I listened to a podcast with someone who went from Christian fundamentalist to agnostic to taking the Jesus stories as a mirror.
It’s a nice illustration of some of the ways we can relate to religion and spiritual stories and mythology in general.
Do we take it as literal truth? If we do, we inevitably come up against logical inconsistencies. And by holding anything as any full, final, or absolute truth, we take a position not aligned with reality and this is inherently filled with conflicts, a need to defend and prop up our position, and discomfort.
Do we still think of it as a literal truth or not and say: I don’t know. I take an agnostic view.
Do we see the stories as useful metaphors for our life? As saying something universal about humans and ourselves?

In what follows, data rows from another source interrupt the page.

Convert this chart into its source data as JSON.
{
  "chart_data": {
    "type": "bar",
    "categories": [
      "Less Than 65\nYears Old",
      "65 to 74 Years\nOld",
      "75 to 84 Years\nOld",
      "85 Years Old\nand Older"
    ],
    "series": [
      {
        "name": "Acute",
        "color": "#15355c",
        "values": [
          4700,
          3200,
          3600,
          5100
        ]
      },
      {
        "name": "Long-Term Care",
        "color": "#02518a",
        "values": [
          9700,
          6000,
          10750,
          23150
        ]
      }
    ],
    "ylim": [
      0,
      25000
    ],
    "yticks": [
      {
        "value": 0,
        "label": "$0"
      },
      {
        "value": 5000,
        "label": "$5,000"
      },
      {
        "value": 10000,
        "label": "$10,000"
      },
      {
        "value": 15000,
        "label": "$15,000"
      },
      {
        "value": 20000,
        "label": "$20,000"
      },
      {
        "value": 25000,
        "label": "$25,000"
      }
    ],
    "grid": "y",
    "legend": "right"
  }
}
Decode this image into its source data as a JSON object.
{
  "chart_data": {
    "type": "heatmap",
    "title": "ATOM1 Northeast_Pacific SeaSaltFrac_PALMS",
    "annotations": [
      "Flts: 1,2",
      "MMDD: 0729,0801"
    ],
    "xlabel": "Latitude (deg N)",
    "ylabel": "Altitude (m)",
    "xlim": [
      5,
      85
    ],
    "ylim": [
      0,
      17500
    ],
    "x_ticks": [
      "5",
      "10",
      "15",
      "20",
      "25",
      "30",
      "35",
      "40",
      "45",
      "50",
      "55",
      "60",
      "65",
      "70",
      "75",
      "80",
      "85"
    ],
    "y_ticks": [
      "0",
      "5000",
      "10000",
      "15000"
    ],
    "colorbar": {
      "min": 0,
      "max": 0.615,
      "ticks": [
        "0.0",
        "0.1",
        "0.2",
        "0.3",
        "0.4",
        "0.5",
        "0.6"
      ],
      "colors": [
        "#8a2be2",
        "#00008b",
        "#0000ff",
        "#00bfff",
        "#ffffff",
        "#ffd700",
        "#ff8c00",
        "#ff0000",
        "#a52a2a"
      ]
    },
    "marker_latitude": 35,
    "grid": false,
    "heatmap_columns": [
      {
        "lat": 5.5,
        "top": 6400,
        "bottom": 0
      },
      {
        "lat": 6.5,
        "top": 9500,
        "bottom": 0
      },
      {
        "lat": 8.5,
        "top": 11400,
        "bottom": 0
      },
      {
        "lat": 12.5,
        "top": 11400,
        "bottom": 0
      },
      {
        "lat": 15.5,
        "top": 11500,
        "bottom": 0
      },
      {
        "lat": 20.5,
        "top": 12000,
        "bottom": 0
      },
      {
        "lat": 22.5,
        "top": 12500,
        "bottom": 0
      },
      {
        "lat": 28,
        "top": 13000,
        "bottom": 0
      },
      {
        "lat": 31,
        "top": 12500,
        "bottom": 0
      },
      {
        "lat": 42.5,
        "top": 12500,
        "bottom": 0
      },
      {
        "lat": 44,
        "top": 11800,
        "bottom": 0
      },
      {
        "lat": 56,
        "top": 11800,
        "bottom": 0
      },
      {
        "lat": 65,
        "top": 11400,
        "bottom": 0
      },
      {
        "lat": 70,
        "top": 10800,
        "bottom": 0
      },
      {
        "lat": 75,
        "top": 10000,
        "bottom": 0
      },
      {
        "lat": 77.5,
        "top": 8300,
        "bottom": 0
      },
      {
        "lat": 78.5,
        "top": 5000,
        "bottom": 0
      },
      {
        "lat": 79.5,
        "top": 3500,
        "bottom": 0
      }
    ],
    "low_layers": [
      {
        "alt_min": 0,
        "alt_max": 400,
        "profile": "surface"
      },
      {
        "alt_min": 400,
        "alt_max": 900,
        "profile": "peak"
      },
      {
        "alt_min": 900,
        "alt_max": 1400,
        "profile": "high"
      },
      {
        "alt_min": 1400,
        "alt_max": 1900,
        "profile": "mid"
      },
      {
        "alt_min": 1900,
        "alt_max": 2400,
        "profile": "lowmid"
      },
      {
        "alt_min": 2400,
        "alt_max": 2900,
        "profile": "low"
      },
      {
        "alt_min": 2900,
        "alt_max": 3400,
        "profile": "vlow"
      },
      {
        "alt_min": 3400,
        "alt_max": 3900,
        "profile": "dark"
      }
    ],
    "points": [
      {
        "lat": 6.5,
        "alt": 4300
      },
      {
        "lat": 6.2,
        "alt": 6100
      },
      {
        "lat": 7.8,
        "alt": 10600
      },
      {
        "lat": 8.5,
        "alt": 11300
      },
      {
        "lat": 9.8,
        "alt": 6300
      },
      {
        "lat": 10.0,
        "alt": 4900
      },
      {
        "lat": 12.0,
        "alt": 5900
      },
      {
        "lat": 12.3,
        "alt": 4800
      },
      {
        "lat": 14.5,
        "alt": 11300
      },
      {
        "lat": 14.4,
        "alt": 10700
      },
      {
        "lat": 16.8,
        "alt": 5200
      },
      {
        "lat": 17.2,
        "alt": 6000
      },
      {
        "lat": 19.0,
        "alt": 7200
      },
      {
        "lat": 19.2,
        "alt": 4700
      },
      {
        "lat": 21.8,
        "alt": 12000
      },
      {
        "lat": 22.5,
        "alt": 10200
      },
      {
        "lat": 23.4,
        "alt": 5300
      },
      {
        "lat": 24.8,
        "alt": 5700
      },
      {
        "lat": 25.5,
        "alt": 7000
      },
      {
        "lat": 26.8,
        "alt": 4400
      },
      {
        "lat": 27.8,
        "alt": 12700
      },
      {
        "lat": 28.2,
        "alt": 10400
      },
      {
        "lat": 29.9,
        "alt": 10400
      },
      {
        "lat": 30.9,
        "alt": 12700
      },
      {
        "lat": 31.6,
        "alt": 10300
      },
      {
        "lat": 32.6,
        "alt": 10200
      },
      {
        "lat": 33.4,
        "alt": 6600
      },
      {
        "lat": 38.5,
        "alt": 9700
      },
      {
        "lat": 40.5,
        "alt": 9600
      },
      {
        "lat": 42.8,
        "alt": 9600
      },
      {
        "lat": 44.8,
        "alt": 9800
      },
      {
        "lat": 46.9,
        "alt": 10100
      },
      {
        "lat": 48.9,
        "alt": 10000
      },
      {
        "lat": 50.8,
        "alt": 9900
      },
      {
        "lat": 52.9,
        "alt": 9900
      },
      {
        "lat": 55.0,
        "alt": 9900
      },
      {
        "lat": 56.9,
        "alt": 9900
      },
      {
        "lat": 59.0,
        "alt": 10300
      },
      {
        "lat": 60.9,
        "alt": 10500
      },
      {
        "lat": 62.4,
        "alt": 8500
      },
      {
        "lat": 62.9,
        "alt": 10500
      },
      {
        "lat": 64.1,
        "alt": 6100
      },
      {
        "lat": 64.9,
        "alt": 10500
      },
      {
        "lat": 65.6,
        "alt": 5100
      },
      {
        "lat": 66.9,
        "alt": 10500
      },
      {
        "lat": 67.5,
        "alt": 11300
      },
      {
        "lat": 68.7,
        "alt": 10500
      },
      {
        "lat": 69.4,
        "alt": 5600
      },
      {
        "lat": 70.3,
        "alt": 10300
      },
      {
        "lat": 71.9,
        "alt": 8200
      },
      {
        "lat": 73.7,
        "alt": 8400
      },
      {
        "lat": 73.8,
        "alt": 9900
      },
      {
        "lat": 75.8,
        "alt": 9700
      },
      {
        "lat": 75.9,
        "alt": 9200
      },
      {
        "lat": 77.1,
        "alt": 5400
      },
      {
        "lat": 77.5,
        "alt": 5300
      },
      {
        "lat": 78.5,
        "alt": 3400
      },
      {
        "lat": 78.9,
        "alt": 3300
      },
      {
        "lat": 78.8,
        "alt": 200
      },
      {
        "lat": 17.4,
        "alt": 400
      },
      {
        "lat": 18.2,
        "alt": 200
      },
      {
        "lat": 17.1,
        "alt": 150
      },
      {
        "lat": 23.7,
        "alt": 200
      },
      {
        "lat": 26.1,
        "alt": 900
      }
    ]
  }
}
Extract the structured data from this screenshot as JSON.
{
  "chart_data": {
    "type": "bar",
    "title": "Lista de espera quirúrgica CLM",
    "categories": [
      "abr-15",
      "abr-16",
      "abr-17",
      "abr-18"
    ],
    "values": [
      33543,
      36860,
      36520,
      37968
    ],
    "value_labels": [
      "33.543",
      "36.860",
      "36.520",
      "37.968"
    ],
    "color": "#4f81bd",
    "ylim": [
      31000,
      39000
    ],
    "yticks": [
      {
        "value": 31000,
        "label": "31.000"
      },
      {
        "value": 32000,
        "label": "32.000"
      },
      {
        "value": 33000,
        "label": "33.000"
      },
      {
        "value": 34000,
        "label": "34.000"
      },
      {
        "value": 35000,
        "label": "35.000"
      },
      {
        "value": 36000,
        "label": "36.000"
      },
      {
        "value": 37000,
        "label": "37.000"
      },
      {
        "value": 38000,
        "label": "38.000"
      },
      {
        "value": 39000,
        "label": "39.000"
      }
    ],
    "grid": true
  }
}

Or do we go one step further and see the stories and mythologies as we would a dream? Do we see it all as reflecting parts and dynamics of ourselves? Here, it doesn’t matter so much if Jesus – or other religious figures – were historical persons or not, or whether or not the stories actually happened. What’s important is what they can show us about ourselves and our own process.
For instance, we can see Jesus as an image of the clarity and love we all have in us and ultimately are. Or the wholeness of our human self when it’s more healed and we are conscious of more of it. Or someone who lives from noticing his nature as capacity and what his world happens within and as.
We can see the virgin birth as an image of how the world, to us, happens within and as what we are. Our world – including this human self – is born from nothing, from virgin territory.
We can see the death & resurrection as the death of our beliefs and the resurrection on the other side of these beliefs. This can happen in smaller (and still significant) ways when we see through old beliefs and identifications and find a less limited and more receptive way of being on the other side. And it can happen in a more dramatic way when our identity as something within content of experience falls away and we find ourselves as capacity and what the world, to us, happens within and as.
We can see Judas as the dynamic in us abandoning truth, clarity, and love for the benefit of reactivity to fear and unquestioned stories.
And so on. Any story within religion and mythology can be explored in this way.
Or do we see it as useful metaphors for our life? Or even one step further and see the stories and mythologies as mirrors for ourselves? For what’s already here? For the dynamics and processes in us? For who or what we are?